2. “These chemicals aren’t safe.” Properly prepared sunscreens are tested rigorously by the FDA, tests which are incredibly expensive to have conducted. I’m not so naïve that I believe the FDA never approves anything which is unsafe, but in the matter of sunscreens, I have yet to see any evidence, anecdotal or empirical, of harm coming to people who use sunscreens responsibly (e.g., not drinking it) or regularly. Bottom line, using sunscreen with all its “chemicals” is far safer than not using it or using untested sunscreen.
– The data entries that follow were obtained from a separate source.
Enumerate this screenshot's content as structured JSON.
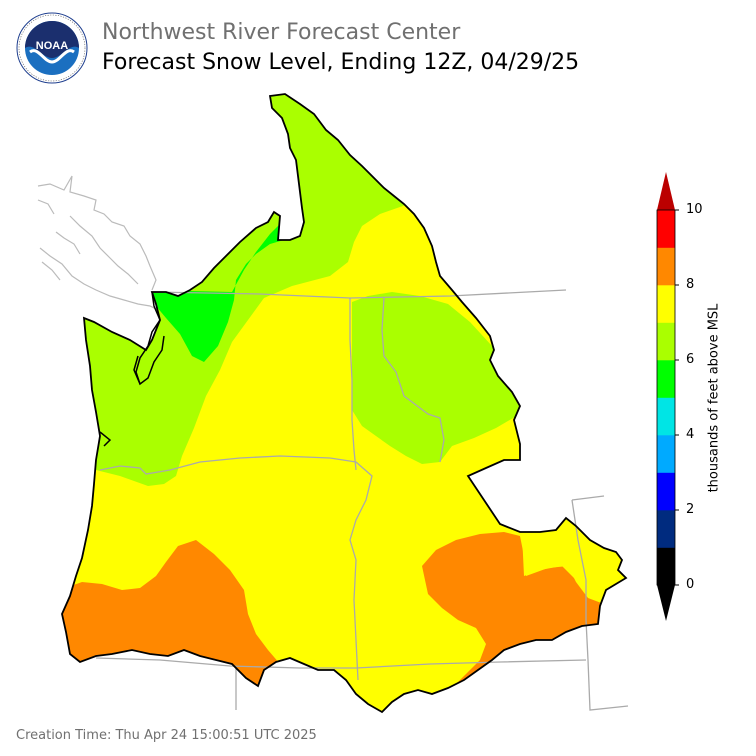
{
  "header": {
    "org_title": "Northwest River Forecast Center",
    "map_title": "Forecast Snow Level, Ending 12Z, 04/29/25"
  },
  "logo": {
    "name": "NOAA",
    "text": "NOAA",
    "ring_text": "NATIONAL OCEANIC AND ATMOSPHERIC ADMINISTRATION · U.S. DEPARTMENT OF COMMERCE"
  },
  "legend": {
    "label": "thousands of feet above MSL",
    "ticks": [
      "0",
      "2",
      "4",
      "6",
      "8",
      "10"
    ],
    "bins": [
      {
        "range": "0-1",
        "color": "#000000"
      },
      {
        "range": "1-2",
        "color": "#002b7f"
      },
      {
        "range": "2-3",
        "color": "#0000ff"
      },
      {
        "range": "3-4",
        "color": "#00aaff"
      },
      {
        "range": "4-5",
        "color": "#00e5e5"
      },
      {
        "range": "5-6",
        "color": "#00ff00"
      },
      {
        "range": "6-7",
        "color": "#aaff00"
      },
      {
        "range": "7-8",
        "color": "#ffff00"
      },
      {
        "range": "8-9",
        "color": "#ff8800"
      },
      {
        "range": "9-10",
        "color": "#ff0000"
      }
    ],
    "under_color": "#000000",
    "over_color": "#bb0000"
  },
  "map": {
    "colors": {
      "snow_5_6": "#00ff00",
      "snow_6_7": "#aaff00",
      "snow_7_8": "#ffff00",
      "snow_8_9": "#ff8800",
      "boundary": "#000000",
      "state_lines": "#aaaaaa",
      "coast_lines": "#bbbbbb"
    }
  },
  "footer": {
    "creation_time": "Creation Time: Thu Apr 24 15:00:51 UTC 2025"
  }
}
3. “Those chemicals killed laboratory rats.” Do you remember saccharine? It was the artificial sweetener of the 70s and 80s. And on each pink packet, there was the warning, “This product has been known to cause cancer in laboratory animals.” Great scare tactic! When people started digging deeper into this, they discovered that the labs were basically overdosing rats on the stuff, injecting them with far greater amounts than even the most ardent Tab drinker was likely to consume. (As an aside, I found it interesting that, when I was pregnant in the early 2000s, saccharine was the only artificial sweetener universally considered “safe” for fetuses.) The individual chemicals in sunscreens are tested similarly, though finished sunscreen is tested only on voluntary human subjects.
So, if commercially manufactured, FDA tested sunscreens are generally recognized as safe, why do makers willingly put people at risk by marketing handcrafted, all natural sunscreens? They’re banking on fear and ignorance. I’ve seen makers do this, though the ones I know personally aren’t doing it out of malice. They’re just passionate about their products and their all-natural niche, and they want to offer an alternative to their customers. Unfortunately, this is a terribly dangerous practice that is spreading, despite the FDA firing off warning after warning to small, independent manufacturers for selling untested drugs and making drug claims.
If you haven’t seen it, yet, I posted a link to a video this morning to my page that examines the dangers of handmade sunscreen pretty thoroughly. It’s several minutes long and easy to understand, even if, like me, Biochemistry isn’t your second language.
Given a choice, do you prefer having your drugs on your body, or in your body?